TJS, APN, and WAH are coinventors of a patent of the RISK6 signature. The other authors declare no conflict of interest.

Figures

Figure 1
Figure 1
Evaluation of RISK6 and Sweeney3 performance for discrimination between IRIS cases and controls in an HIV‐positive paediatric cohort. Transcript signatures were quantified in whole blood by RT‐qPCR in HIV+ children at ART initiation and IRIS diagnosis. Distribution of (A) IRIS cases (total n = 37) by type and relative proportions, (B) time to IRIS diagnosis in weeks, (C) log10(VL), and (D) %CD4 at ART initiation in cases (n = 37) and controls (n = 53). (E) ROC curves depicting the performance of HIV viral load (VL, grey), Sweeney3 score (green), and RISK6 score (red) to discriminate between IRIS cases (n = 37) and controls (n = 53) at ART initiation. (F) ROC curves depicting performance of Sweeney3 (green) and RISK6 (red) to discriminate between IRIS cases (n = 36) and controls (n = 36) at IRIS diagnosis. Comparison of (G) Sweeney3 and (H) RISK6 scores in the subgroups of IRIS (BCG n = 21, TB n = 6, other n = 10) and all controls (n = 53) at ART initiation. Comparison of (I) Sweeney3 and (J) RISK6 scores in all controls (n = 36) and the subgroups of IRIS (BCG n = 21, TB n = 6, other n = 9) at IRIS diagnosis. “Other” cases of IRIS were oral candida, eczema, CMV colitis, molluscum contagiosum, cryptococcal meningitis, papular pruritic eruption, seborrheic dermatitis, tinea capitis, and zoster. Shaded areas in the ROC curves depict the 95% CI. The horizontal lines in the boxplots depict the median; boxes represent the IQR and whiskers the range; dots represent individual sample scores. p‐values were calculated using the Wilcoxon rank‐sum test with Bonferroni correction for multiple comparisons. Adjusted p‐values <0.05 were considered significant (bold text).
Figure 2
Figure 2
Distribution of TB signature scores in TB‐IRIS patients and non‐IRIS controls.

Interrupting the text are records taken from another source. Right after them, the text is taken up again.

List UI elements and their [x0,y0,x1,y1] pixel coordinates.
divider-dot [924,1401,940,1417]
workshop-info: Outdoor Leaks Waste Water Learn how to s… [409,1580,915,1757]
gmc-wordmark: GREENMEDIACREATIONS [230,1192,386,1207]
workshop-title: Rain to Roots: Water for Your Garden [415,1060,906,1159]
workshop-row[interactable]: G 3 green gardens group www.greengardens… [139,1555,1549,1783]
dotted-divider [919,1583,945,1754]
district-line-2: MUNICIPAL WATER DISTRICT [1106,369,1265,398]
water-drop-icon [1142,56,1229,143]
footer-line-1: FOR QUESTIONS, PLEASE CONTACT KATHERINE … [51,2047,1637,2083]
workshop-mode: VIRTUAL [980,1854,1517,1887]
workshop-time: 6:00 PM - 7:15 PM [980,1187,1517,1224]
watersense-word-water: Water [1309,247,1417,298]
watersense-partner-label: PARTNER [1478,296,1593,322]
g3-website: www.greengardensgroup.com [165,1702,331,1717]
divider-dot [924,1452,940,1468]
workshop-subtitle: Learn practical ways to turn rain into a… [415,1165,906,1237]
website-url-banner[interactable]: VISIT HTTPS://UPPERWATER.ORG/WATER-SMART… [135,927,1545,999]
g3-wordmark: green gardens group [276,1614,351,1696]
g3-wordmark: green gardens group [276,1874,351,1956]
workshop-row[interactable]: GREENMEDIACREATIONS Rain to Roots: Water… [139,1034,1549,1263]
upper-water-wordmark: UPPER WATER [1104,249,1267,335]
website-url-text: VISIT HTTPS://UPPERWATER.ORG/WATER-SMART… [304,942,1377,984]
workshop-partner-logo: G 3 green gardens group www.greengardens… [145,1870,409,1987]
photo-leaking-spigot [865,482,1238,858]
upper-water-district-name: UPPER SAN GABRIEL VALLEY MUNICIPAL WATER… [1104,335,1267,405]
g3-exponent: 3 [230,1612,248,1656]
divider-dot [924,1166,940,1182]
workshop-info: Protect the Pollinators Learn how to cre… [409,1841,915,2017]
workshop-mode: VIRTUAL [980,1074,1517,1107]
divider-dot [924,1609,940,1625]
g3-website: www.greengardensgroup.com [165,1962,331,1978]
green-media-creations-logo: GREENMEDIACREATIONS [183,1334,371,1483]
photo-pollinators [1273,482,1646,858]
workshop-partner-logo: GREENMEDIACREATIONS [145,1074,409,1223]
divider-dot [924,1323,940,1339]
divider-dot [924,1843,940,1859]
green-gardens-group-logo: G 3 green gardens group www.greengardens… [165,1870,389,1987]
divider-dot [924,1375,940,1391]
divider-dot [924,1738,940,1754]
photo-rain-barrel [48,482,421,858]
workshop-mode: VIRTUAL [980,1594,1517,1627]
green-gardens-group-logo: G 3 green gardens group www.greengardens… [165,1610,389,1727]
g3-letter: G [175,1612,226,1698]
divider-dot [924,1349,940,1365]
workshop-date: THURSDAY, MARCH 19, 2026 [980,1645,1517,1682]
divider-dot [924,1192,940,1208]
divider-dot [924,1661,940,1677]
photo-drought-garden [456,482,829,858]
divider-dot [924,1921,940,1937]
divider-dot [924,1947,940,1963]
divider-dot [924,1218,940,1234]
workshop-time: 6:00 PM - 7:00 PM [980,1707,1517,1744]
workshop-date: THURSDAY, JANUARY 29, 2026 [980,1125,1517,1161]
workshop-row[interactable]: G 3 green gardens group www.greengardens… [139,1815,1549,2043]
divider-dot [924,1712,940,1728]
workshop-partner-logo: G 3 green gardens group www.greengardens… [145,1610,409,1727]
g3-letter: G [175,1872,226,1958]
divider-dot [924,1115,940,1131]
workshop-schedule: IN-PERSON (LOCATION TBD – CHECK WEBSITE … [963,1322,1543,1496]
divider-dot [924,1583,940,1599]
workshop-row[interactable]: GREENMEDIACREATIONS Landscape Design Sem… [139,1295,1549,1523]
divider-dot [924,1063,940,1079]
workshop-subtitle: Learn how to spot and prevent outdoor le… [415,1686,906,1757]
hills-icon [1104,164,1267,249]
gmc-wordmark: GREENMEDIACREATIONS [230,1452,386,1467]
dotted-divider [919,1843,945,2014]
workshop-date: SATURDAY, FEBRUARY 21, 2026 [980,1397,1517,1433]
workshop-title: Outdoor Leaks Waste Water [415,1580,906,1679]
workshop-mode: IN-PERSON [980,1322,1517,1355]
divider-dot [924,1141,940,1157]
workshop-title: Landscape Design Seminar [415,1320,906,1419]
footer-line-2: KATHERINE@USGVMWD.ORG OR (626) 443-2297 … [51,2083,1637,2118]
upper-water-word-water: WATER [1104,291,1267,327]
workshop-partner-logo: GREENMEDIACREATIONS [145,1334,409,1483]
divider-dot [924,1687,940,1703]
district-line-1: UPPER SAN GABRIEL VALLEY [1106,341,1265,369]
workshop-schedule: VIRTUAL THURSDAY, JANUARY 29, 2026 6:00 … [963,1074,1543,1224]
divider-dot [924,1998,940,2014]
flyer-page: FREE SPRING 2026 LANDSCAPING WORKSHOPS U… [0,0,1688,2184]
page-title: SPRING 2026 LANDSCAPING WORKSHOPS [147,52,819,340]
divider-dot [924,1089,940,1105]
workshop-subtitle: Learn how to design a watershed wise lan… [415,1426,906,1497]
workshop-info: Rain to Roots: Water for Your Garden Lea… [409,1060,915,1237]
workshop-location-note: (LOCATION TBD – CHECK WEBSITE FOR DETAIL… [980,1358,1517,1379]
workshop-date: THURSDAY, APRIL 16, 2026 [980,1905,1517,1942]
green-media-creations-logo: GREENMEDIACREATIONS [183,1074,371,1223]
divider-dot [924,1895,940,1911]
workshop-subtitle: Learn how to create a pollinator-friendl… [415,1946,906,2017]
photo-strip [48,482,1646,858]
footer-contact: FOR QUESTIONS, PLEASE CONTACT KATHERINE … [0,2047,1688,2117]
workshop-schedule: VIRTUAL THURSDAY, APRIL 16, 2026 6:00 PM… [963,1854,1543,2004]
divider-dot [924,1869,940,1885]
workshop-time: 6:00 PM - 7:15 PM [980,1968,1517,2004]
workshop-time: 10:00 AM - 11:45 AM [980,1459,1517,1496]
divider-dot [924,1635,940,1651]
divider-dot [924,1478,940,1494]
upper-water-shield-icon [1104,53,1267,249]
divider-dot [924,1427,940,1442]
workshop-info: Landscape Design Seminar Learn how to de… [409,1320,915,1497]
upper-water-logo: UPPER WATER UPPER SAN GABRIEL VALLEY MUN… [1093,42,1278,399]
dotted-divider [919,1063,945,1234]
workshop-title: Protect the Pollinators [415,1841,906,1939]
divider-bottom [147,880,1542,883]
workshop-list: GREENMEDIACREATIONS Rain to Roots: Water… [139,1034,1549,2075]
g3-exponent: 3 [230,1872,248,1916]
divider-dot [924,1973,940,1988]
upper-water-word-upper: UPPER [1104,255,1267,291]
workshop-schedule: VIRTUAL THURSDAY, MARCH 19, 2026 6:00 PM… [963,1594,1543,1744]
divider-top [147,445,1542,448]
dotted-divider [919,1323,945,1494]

Gene expression was quantified by microarray in whole blood from HIV+ adults with TB. Sweeney3 and RISK6 scores were computed on the normalised log2‐transformed transcript level intensities in samples collected at 0, half‐, 1‐, and 2‐weeks (median time to IRIS onset) on ART. (A) Schematic of the sampling timeline. Comparison of (B) RISK6 and (C) Sweeney3 scores in TB‐IRIS patients (n = 16) and non‐IRIS controls (n = 15). The AUC is depicted for each timepoint and is considered significant where the 95% confidence interval > 50 (bold text). The whiskers above and below represent the interquartile range of values and the dot indicates the median.
Figure 3
Figure 3
Distribution of TB signature scores in patients with TBM with and without IRIS. Transcript levels were quantified by microarray in whole blood from HIV+ adults with TBM. Sweeney3 and RISK6 scores were computed on the normalised log2‐transformed transcript level intensities in samples collected at TBM diagnosis, two weeks after tuberculosis treatment (2wpTBRx) when ART started, and two weeks after ART initiation (2wpART, typical time of IRIS onset). (A) Schematic of the sampling timeline. Comparison of (B) RISK6 and (C) Sweeney3 scores between controls (n = 14) and TB‐IRIS cases (n = 18). The AUC is depicted for each timepoint and is considered significant where the 95% confidence interval > 50 (bold text). The whiskers above and below represent the interquartile range of values and the dot indicates the median.